Proposal for unique types

I propose a unique pointer system similar to Haller's work for Scala. Any value with a unique type ~T is always statically guaranteed to be either dead (i.e., will never be used again), inactive (i.e., cannot currently be used), or the only pointer to the given data or to the interior of the given data. Unique types are intended to be used for sending messages but do not have to be general enough to be used everywhere within the system.

The typestate system tracks the state of each local path at each point in the program. A local path is a path a.b...z where a is a local variable and each prefix a, a.b, ..., a...y has either unique or value type. Each local path can either be available, consumed, borrowed, or accessed. The meaning of each category will be explained shortly.

Moves, copies, and swaps

Unique pointers cannot be implicitly copied, which means that they cannot be directly assigned to other locations. There is a unary operator move which can be used to "release" a local path so that it can be assigned elsewhere. After a move the local path and all its prefixes are no longer accessible. The ret statement in a function that returns a unique type also performs an implicit move.

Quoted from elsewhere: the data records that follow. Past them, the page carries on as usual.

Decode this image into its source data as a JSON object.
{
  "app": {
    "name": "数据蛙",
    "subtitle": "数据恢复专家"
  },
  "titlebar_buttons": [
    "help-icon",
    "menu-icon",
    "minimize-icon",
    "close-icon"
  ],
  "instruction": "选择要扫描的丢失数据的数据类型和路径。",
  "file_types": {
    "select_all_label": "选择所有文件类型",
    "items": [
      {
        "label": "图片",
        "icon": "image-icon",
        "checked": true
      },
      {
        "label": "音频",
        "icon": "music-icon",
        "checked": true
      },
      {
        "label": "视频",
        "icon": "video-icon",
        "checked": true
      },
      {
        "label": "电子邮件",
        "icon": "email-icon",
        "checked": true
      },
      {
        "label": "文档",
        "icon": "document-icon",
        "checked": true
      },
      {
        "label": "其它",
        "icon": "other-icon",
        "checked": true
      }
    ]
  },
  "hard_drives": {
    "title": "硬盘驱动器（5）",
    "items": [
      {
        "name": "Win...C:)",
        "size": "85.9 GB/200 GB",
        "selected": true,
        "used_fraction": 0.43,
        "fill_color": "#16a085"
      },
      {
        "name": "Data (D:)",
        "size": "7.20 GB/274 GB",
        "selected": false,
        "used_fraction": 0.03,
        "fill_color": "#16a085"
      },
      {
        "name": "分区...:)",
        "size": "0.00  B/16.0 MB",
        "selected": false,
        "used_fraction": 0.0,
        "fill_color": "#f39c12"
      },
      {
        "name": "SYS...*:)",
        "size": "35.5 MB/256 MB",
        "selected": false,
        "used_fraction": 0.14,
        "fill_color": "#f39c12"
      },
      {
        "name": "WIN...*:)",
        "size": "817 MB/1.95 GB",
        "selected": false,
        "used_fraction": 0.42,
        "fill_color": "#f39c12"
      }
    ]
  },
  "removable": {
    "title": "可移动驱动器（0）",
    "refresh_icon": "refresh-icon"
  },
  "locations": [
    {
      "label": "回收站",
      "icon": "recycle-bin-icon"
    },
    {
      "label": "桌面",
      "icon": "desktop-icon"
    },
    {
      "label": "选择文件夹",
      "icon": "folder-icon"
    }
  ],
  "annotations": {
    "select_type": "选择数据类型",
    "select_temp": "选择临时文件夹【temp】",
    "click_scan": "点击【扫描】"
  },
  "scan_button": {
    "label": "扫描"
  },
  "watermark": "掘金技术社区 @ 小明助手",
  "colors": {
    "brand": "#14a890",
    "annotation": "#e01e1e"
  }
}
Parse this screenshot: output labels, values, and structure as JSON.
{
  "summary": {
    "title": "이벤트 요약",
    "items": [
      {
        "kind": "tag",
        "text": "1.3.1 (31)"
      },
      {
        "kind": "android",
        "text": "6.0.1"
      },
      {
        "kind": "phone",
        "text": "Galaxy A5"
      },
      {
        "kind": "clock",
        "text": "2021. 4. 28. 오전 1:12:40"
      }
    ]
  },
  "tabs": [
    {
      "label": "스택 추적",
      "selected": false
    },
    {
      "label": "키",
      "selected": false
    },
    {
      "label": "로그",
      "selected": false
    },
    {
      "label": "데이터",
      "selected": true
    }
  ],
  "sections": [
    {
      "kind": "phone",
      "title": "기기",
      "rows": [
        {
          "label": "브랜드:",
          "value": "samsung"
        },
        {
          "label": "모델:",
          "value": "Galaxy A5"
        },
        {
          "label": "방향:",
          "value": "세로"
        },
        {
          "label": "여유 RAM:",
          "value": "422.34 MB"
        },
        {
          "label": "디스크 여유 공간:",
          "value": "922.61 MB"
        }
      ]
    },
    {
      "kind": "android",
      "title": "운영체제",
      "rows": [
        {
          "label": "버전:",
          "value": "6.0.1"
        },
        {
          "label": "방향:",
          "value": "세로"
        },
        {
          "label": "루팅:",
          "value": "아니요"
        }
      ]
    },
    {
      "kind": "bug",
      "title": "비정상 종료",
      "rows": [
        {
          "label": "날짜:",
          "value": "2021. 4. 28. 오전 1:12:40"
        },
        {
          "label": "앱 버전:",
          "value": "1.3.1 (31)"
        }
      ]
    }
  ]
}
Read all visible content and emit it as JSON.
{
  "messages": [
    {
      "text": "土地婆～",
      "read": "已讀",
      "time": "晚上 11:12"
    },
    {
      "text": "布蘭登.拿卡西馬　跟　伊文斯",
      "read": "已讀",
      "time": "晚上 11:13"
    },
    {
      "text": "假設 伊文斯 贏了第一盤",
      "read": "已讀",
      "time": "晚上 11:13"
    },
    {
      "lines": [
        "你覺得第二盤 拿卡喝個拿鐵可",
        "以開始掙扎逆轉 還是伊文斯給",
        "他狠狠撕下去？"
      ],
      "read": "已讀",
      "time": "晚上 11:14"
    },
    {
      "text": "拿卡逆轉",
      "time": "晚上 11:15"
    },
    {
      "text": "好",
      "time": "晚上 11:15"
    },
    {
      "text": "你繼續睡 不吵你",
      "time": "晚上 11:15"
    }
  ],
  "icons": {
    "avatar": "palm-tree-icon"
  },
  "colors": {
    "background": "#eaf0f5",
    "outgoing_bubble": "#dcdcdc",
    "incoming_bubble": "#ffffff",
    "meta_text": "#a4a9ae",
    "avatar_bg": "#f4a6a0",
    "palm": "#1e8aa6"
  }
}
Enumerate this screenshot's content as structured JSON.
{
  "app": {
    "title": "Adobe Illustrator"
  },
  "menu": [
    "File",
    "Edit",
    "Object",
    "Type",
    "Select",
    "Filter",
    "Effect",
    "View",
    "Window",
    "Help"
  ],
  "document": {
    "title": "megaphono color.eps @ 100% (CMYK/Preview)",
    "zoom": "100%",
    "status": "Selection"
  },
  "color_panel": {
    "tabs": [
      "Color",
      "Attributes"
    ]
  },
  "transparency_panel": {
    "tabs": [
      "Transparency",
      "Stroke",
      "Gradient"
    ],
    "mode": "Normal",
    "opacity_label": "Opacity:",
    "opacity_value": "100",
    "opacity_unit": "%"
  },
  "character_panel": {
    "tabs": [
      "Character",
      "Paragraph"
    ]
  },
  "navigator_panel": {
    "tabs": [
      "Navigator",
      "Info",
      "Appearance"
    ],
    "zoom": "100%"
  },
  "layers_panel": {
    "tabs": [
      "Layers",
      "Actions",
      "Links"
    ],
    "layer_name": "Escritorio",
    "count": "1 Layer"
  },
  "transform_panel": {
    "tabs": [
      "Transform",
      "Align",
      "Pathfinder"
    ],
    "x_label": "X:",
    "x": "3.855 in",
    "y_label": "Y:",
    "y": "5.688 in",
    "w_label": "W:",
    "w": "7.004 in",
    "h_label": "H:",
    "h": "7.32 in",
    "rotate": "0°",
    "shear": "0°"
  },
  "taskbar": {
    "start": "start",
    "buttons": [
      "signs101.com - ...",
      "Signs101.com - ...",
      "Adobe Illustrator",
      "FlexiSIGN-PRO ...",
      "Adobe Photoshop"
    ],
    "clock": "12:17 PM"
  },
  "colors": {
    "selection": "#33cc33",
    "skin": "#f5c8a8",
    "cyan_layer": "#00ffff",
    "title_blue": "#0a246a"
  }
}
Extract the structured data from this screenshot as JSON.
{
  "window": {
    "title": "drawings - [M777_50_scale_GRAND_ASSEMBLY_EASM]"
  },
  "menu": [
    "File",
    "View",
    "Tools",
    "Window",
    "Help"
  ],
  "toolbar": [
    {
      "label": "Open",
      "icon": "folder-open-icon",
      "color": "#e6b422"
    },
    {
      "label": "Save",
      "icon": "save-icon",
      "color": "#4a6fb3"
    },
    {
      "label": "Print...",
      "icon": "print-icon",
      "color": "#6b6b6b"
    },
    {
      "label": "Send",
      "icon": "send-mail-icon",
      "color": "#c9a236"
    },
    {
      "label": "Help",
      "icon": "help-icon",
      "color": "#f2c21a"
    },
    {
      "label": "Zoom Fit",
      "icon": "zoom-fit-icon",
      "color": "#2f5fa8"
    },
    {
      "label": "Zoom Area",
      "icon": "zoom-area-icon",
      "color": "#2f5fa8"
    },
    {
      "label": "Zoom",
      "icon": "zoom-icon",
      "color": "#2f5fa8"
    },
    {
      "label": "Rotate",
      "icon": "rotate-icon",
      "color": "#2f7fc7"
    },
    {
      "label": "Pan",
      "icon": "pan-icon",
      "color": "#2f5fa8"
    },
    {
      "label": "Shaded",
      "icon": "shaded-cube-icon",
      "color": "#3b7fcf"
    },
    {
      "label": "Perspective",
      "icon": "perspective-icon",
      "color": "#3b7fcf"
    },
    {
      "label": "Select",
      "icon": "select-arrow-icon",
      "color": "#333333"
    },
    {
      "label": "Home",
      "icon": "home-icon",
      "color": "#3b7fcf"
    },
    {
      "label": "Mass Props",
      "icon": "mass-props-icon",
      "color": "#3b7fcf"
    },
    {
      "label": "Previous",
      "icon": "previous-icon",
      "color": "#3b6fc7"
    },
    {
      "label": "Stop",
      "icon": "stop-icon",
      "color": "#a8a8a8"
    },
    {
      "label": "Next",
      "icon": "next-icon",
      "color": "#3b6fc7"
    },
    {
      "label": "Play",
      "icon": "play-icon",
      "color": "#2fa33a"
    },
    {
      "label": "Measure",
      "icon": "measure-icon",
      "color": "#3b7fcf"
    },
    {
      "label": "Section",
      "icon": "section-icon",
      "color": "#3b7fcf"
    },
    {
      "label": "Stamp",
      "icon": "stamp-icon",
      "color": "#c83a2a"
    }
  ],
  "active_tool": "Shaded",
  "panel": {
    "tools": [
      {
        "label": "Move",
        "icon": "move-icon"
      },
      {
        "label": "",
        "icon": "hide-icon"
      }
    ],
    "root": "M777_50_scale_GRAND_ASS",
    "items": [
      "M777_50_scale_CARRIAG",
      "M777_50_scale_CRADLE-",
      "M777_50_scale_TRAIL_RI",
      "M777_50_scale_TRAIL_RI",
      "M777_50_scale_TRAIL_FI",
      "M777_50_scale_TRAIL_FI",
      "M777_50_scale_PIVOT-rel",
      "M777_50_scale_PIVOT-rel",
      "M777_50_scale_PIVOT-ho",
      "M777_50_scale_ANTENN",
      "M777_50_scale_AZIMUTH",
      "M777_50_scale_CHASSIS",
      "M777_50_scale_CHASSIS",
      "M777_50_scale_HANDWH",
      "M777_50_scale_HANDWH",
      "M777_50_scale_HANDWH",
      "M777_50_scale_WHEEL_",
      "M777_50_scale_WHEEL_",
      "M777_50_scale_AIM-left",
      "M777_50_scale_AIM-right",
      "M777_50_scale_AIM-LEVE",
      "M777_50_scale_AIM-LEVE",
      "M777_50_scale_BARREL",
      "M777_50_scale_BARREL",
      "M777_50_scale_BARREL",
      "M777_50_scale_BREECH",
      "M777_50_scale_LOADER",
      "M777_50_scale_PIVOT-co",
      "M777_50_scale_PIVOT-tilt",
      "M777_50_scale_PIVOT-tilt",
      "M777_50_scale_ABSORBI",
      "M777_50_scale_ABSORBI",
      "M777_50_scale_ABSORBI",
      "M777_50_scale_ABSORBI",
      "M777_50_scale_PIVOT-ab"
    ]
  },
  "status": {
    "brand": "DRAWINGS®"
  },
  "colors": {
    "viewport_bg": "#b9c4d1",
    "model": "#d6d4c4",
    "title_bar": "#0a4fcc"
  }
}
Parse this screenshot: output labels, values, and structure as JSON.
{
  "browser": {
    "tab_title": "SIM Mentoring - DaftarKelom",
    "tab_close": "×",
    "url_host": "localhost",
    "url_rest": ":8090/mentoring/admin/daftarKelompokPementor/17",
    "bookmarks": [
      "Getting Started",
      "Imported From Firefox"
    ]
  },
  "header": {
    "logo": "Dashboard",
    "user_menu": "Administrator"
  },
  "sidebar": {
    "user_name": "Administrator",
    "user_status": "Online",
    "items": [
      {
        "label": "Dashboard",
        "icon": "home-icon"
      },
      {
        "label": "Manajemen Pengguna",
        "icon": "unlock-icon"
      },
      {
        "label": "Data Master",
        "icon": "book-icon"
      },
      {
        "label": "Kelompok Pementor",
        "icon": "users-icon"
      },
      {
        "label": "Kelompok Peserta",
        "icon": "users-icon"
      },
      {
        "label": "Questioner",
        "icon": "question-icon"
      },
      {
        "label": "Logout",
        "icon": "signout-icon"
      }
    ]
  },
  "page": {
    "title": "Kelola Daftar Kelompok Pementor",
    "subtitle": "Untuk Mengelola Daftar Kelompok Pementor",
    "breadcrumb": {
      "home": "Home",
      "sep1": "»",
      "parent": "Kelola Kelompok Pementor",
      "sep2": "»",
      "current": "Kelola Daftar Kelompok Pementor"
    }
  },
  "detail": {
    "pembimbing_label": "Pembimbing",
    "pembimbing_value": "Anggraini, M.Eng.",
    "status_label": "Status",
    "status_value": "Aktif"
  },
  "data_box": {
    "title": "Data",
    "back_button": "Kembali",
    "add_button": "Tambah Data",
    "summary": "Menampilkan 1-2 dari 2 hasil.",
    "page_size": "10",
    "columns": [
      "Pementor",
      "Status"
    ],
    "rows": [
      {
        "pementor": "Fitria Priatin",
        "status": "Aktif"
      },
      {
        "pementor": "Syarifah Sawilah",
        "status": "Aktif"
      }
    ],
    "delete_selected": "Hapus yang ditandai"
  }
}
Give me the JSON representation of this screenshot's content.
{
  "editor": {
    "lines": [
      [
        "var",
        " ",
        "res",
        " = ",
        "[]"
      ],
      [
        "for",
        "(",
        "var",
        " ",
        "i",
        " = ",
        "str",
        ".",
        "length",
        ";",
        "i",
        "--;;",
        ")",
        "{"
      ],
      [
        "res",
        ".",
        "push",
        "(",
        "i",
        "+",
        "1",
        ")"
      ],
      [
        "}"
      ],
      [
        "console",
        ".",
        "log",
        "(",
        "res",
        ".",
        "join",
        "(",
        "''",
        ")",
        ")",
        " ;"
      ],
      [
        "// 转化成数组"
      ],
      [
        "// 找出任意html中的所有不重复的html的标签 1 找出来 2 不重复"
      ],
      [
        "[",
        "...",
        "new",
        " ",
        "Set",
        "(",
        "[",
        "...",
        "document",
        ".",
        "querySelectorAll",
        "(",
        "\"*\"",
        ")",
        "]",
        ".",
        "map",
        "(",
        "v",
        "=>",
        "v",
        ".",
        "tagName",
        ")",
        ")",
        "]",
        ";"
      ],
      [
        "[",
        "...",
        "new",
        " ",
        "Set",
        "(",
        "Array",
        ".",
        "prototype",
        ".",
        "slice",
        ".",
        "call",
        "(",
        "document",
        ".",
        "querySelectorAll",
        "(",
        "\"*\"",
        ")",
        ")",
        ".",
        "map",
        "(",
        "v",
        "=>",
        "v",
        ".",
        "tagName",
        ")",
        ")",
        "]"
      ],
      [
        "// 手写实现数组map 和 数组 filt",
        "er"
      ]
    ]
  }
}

An example showing moves of local paths:

type X = { f: ~F };
fn foo1(x: ~X) {
    bar(x);         // Illegal, implicit move.
    bar(move x);   // Legal
    bar(move x);   // Illegal, already moved.
}
fn foo2(x: ~X) {
    bar(move x.f); // Legal
    bar(move x);   // Illegal, x.f already moved
}
fn bar(x: ~X) {...}

It is also possible to swap two locations using the <-> operator. Swaps can be used to extract unique values from mutable fields of unique type.

An example showing swaps:

type X = { f: ~F };
fn foo3(x: ~X, f: ~F) -> ~F {
    f <-> x.f;      // Extract x.f value
    ret f;          // Return the value (implicit move)
}

Finally, the copy operator can be applied to unique types. The result is a deep copy, as elsewhere.

Borrowing

While unique values cannot be assigned as other values are, they can be borrowed as part of a method call or alt statement. Borrowing creates temporary aliases of the unique pointer for the duration of the statement. Only a local path a...z may be borrowed. While it is borrowed, the path a...z is inaccessible. Furthermore, all prefixes of the path (a, a.b, ..., a...y) are considered to be accessed. Accessed paths may only be used as the prefixes of other borrowed paths. Borrowing is a more general form of the let! constructor from Walder's original work on linear types.

In fact, for alt statements the rules of borrowing and accessing are somewhat more subtle. The expr being matched against is considered borrowed when it is stored into a variable and accessed when it is deconstructed using a pattern. When the variable is deconstructed against a record pattern, the matched values inside the pattern are considered borrowed.

An example showing borrowing in function calls and alt statements:

fn foo() { let x: ~X = { y: ~{...}, z: ~{...} };

 // During the next statement, x is accessed, x.y and x.z are borrowed
 bar(x.y, x.z);

 bar(x, x);   // Illegal: x cannot be borrowed twice
 bar(x, x.y); // Illegal: x cannot be both borrowed and accessed

 // During the alt, x is accessed and x.y is borrowed:
 alt x.y {
   y { 
     alt x { ... } // Illegal, x is already accessed
     alt x.z { ... } // Legal
     bar(y, x.z);    // Legal
     bar(x.y, x.z);  // Illegal: x.y is already borrowed
     bar(x, x.z);    // Illegal: x is accessed, cannot be borrowed
   }
 }

 alt x {
   { y: y, z: z } { // x is accessed, x.y and x.z are borrowed
     ...
   }
 }

}

fn bar(y: &Y, z: &Z) { ... }

Possible change: we might be able to allow values to be borrowed twice, or borrowed and accessed. After all, current rules guarantee that a borrowed value is unique, which is more than we need.